I had the good fortune to work with several water engineers and risk experts to create the Relative Health Indicator approach to help inform funding decisions by looking at the relative health benefits of addressing one drinking water contaminant over another. This approach quantifies potential health risk reductions by comparing the risk profile of a contaminant with other contaminants to create an objective and comparable scale of “meaningful opportunity” justifications.
The value of this risk-based approach is illustrated when considering the debate around perchlorate in drinking water. Many groups have advocated for more stringent regulations of perchlorate and costly measures to reduce levels in tap water. So, should regulators prioritize perchlorate over other pressing water infrastructure needs and would these costs meet the “meaningful risk reduction” standard? The Relative Health Indicator assessment shows that the risk of perchlorate falls below the lowest “meaningful risk reduction” threshold as defined by contaminants previously regulated under the Safe Drinking Water Act.

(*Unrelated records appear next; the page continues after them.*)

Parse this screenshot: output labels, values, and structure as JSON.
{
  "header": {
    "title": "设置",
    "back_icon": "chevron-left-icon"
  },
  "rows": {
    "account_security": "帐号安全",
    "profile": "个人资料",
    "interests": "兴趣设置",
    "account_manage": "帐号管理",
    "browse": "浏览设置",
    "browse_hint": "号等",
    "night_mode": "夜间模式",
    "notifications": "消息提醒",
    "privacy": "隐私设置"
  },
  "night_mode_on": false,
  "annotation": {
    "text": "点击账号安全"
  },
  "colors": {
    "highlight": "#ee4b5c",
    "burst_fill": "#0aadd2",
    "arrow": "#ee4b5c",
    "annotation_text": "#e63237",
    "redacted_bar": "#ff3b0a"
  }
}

Drinking water risks are particularly high today for low-income and rural communities from contaminants that are already regulated yet not fully addressed. These communities are historically underserved and under-resourced.
Today, many lack the resources to properly address deteriorating drinking water infrastructure and exposure to the most dangerous contaminants. In some cases, they lack water infrastructure completely. These high-risk communities need to be at the top of our nation’s priority list. That’s why we urge regulators to continue to use this comparative risk analysis when investing in drinking water issues moving forward.